In a small study, T cells that were taken from donors and engineered to recognize the Wilms tumor antigen 1 (WT1) and kill leukemia cells were then infused into high-risk and relapsed leukemia patients after stem cell transplantation to promote antileukemic activity and prolong survival.

“This is the first time patients have received an infusion of WT1-specific T-cells, and thus also the first demonstration that such cells can provide a therapeutic antileukemic effect, as has been suggested from earlier vaccine trials that induce less potent responses,” explained study coauthor Philip Greenberg, MD, in a statement from Fred Hutchinson Cancer Research Center in Seattle, Washington, where Greenberg heads the immunology program.
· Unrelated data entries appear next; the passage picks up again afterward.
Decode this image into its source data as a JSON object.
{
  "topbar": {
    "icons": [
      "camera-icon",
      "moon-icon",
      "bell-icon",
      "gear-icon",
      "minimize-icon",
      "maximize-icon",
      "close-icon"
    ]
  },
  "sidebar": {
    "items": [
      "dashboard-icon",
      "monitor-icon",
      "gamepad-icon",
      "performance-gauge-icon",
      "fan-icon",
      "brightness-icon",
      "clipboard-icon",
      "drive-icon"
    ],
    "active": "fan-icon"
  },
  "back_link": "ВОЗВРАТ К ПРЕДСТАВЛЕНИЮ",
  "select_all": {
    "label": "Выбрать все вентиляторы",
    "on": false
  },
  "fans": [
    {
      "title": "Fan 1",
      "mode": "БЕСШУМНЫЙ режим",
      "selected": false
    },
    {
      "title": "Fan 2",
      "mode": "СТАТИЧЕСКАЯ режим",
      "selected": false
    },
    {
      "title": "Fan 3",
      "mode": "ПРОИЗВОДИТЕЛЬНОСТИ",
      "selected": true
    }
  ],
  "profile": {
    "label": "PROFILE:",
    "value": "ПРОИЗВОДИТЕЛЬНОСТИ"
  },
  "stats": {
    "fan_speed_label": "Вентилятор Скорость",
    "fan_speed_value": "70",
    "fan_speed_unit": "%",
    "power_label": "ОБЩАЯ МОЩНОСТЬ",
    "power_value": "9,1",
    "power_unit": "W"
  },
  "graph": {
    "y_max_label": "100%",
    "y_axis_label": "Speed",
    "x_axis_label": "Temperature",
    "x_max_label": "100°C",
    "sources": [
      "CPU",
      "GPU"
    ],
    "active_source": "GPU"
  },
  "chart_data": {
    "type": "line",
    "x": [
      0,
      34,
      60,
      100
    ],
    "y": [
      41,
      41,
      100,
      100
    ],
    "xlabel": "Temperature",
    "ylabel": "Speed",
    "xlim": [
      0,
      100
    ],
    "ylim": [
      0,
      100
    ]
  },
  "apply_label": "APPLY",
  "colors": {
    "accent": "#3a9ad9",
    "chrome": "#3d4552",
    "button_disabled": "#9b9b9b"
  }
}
In the research, presented in Science Translational Medicine (2013;5[174]:174ra27), Greenberg and colleagues reiterated that relapse remains a leading cause of death after allogeneic hematopoietic cell transplantation (HCT) among patients with high-risk leukemias. (All patients in this study were considered at high risk of death because either they had already relapsed or their leukemia had unfavorable characteristics.) The WT1 protein is overexpressed in leukemias and is partly responsible for why the cells have become leukemic. 


Continue Reading

Each of the 11 patients in the study received T cells from the same matched donor who had previously contributed the cells for that patient’s stem cell transplantation. The best results were achieved when some of the patients received T-cell clones that were exposed to interleukin21 (IL-21) during the programming and growth process (the programmed cells were grown in large numbers before being infused into patients). IL-21 promotes T cell expansion while helping those cells acquire characteristics of central memory T cells.

Of the four patients who received infusions of T cells that targeted WT1 and were generated in the presence of IL-21, one had detectable relapsed disease and went into remission shortly after the T cells were infused. All four survived for more than 30 months without relapse and without developing graft-vs-host disease (GVHD), a major complication of stem cell transplantation. None of these four patients required any additional antileukemic treatment.

Two of the seven patients whose T cells were generated without the presence of IL-21 showed direct evidence of antileukemic activity. One of those two patients had advanced progressive disease and exhibited a temporary response.